Here are some explications.

Could you try this:

class VideoServeGradio(ServeGradio):

    inputs = gr.Video()
    outputs = "playable_video"

    def run(self):
        super().run()

    def predict(self, video):
        # Move the model to cuda in the predict method.
        model = self.model.cuda()
        video = video.cuda()
        output = model(video)
        return output.cpu().item()

    def build_model(self):
        return MyPipeline(face_geometry_path=None)

class Flow(L.LightningFlow):
    def __init__(self):
        super().__init__()
        self.serve_work = VideoServeGradio()

    def run(self):
        self.serve_work.run()

    def configure_layout(self):
        tab_2 = {"name": "Interactive demo", "content": self.serve_work}
        return [tab_2]

app = L.LightningApp(Flow(), debug=True)
yuvals1 commented 2 years ago

Hey @tchaton, Thanks for the response. So I tried your suggestion and unfortunately now the process can't find Cuda for some reason: CUDA driver initialization failed, you might not have a CUDA gpu. Any ideas why?

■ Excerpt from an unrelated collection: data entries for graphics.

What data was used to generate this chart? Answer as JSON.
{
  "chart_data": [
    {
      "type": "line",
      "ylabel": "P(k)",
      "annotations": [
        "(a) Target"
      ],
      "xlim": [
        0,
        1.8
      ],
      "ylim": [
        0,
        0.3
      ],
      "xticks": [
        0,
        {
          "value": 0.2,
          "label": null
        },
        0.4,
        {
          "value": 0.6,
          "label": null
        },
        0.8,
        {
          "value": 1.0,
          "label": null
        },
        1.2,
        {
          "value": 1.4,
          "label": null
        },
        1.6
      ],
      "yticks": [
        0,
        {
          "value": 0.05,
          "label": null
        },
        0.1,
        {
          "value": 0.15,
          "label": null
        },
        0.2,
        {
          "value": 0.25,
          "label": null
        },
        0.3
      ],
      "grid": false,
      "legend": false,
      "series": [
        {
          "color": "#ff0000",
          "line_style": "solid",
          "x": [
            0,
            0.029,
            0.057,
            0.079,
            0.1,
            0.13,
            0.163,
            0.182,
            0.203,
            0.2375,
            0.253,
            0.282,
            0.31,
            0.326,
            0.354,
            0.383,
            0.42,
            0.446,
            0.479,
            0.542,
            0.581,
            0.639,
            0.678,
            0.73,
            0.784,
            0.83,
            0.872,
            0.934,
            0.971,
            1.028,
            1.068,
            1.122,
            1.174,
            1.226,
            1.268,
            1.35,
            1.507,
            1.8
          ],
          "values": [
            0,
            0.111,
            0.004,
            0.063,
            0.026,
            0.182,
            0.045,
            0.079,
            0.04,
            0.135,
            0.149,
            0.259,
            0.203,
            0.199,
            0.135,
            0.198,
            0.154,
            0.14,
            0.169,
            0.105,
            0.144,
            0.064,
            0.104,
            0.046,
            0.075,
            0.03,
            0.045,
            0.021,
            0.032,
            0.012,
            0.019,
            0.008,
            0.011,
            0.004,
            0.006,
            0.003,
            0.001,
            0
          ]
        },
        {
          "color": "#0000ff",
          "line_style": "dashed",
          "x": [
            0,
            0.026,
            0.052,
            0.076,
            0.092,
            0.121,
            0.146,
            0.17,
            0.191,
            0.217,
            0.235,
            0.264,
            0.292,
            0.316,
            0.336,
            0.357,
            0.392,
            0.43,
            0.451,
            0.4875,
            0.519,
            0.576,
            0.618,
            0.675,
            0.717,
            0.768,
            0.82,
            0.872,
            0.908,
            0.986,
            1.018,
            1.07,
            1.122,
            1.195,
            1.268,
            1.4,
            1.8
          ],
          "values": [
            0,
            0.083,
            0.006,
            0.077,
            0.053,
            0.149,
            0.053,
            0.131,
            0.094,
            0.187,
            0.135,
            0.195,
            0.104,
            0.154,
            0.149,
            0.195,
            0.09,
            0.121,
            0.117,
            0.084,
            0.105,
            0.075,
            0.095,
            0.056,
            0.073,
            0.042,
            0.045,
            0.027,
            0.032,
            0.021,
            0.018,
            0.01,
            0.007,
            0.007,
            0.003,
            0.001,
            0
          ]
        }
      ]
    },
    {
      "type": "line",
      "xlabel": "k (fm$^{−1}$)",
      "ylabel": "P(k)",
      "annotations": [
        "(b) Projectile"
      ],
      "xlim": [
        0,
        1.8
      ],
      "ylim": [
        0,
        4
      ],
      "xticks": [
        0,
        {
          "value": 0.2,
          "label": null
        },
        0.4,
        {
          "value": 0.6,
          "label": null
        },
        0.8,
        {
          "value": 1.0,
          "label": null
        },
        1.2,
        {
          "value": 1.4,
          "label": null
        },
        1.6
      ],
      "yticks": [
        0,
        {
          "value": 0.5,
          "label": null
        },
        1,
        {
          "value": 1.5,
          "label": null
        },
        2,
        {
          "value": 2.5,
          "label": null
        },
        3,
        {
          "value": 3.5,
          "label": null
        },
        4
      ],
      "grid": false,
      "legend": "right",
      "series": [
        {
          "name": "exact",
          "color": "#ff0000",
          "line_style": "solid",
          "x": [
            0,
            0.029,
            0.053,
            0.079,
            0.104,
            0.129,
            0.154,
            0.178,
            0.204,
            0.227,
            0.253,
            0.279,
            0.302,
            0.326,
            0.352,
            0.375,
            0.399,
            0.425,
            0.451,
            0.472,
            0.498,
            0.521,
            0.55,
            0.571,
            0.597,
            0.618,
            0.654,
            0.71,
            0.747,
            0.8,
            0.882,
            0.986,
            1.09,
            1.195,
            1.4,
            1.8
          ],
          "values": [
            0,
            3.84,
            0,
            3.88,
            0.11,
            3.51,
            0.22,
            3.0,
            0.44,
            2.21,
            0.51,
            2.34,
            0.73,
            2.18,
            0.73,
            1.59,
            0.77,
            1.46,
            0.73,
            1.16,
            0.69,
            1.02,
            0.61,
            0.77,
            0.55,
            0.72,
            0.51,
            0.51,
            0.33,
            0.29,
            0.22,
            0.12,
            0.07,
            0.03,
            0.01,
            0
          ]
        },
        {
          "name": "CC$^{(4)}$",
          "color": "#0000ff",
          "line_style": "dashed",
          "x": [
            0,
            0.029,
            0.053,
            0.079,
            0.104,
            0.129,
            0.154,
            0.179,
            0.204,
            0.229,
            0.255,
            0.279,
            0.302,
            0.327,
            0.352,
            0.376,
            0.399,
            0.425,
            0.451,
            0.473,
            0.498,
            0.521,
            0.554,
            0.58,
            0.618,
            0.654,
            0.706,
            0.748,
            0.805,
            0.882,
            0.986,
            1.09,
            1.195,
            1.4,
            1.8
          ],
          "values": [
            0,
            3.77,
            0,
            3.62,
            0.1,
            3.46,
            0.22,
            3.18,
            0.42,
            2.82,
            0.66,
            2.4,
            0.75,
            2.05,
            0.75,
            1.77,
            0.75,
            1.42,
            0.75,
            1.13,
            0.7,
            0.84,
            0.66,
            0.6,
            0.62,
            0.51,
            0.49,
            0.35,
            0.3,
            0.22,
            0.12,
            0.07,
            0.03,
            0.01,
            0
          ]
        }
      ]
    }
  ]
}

tchaton commented 2 years ago

Hey @yuvals1. Some progress, different errors.

Mind trying this?

    def predict(self, video):
        # Move the model to cuda in the predict method.
        torch.set_device(torch.device('cuda:0'))
        model = self.model.cuda()
        video = video.cuda()
        output = model(video)
        return output.cpu().item()

cc @awaelchli

awaelchli commented 2 years ago

Hi @yuvals1 Is PyTorch working fine on that system otherwise? Please check that this works:

python -c "import torch; torch.rand(2).to('cuda:0')" 

Because the error

CUDA driver initialization failed, you might not have a CUDA gpu.

would suggest that your system/display driver is perhaps outdated?

As @tchaton said, the error

Cannot re-initialize CUDA in forked subprocess.

Is from torch and it seems that gradio.Interface().launch() that we use under the hood uses the forking method to create a subprocess. This is a limitation with torch, and thus all cuda operations should be performed inside that predict function. Hmm, I'm not sure what we could do here.

stale[bot] commented 1 year ago

This issue has been automatically marked as stale because it hasn't had any recent activity. This issue will be closed in 7 days if no further activity occurs. Thank you for your contributions - the Lightning Team!